Thu Oct 5 21:36:34 UTC 2017

On Thu, 5 Oct 2017 21:24:36 +0200
Valentin Vidic <Valentin.Vidic at CARNet.hr> wrote:

> On Thu, Oct 05, 2017 at 08:55:59PM +0200, Jehan-Guillaume de Rorthais wrote:
> > It doesn't seems impossible, however I'm not sure of the complexity around
> > this.
> > 
> > You would have to either hack PAF and detect failover/migration or create a
> > new RA that would always be part of the transition implying your PAF RA to
> > define if it is moving elsewhere or not. 
> > 
> > It feels the complexity is quite high and would require some expert advices
> > about Pacemaker internals to avoid wrong or unrelated behaviors or race
> > conditions.
> > 
> > But, before going farther, you need to realize a failover will never be
> > transparent.
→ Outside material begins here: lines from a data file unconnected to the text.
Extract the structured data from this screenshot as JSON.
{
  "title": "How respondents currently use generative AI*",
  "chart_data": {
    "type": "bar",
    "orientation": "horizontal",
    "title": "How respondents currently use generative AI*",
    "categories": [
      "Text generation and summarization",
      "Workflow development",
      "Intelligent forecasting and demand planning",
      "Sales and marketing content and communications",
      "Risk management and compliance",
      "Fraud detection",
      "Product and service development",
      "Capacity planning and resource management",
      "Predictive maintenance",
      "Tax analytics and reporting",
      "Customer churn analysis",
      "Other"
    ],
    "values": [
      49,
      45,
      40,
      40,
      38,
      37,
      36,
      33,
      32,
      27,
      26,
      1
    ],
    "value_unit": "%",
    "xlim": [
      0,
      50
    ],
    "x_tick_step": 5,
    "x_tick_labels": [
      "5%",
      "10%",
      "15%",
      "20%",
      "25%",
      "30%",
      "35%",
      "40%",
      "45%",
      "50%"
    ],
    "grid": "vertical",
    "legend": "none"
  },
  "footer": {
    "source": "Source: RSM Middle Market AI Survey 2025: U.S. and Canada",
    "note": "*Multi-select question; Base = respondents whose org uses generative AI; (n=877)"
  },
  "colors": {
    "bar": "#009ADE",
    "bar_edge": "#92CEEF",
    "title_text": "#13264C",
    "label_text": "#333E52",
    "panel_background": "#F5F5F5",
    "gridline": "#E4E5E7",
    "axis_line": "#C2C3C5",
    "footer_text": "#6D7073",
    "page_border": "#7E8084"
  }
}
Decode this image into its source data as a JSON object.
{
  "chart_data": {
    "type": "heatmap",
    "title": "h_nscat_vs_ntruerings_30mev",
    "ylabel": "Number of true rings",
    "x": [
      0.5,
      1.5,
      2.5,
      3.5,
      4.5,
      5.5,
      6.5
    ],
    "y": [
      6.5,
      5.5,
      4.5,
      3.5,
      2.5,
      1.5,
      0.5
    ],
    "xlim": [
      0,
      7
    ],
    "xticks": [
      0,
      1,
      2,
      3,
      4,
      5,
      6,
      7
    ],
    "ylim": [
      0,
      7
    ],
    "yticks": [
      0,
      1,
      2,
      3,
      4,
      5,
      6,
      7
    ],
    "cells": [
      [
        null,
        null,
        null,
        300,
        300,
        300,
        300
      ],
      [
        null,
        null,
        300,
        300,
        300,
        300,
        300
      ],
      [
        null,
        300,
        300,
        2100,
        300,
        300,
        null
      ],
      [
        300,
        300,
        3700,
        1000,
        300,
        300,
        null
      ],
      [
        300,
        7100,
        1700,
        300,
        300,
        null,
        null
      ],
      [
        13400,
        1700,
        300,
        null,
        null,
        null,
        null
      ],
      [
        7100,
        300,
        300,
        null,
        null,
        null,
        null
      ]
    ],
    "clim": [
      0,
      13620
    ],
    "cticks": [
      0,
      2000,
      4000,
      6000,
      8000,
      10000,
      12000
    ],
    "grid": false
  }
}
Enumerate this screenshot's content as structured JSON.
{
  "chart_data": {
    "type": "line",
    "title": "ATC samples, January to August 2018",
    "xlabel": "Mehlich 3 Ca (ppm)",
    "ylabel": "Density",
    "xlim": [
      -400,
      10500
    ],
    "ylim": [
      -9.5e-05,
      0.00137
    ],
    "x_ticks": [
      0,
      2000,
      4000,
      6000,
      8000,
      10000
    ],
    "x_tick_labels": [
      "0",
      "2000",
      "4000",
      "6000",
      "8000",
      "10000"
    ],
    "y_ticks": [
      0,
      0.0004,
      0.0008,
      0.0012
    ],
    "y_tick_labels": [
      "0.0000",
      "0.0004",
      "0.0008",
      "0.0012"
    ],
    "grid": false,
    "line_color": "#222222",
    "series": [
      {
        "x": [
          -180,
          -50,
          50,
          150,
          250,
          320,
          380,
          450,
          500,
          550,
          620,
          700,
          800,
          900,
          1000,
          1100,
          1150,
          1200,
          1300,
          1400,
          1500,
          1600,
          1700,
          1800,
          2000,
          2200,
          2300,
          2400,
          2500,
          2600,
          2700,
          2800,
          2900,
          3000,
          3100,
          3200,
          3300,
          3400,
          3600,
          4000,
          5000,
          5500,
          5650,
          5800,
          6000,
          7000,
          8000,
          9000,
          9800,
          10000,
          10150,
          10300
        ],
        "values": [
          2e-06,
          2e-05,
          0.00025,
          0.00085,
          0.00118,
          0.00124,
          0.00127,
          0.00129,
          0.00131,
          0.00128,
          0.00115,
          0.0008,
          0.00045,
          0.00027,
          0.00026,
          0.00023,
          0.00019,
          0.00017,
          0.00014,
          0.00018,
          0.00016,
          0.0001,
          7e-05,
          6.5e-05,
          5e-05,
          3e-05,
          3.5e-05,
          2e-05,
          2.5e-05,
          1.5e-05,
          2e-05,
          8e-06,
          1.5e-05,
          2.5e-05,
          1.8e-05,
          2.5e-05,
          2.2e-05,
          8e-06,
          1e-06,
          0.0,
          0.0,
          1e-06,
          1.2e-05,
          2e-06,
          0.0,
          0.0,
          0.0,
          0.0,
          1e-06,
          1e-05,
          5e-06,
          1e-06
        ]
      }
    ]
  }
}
Especially one that would trigger randomly outside of your
> > control.  
> 
> Yes, I was thinking more about manual failover, for example to upgrade
> the postgresql master.  RA for pgbouncer would wait for all active
> queries to finish and queue all new queries.  Once there is nothing
> running on the master anymore, another slave is activated and pgbouncer
> would than resume queries there.

OK. Then for a manual and controlled switchover, I suppose the best option is
to keep things simple and add two more steps to your blueprint:

* one to pause the client connection before the "pcs resource move --master
  --wait <rsc_id> [node]"
* one to resume them as soon as the "pcs resource move" finised.

Obviously, this could be scripted to make controls, checks and actions faster.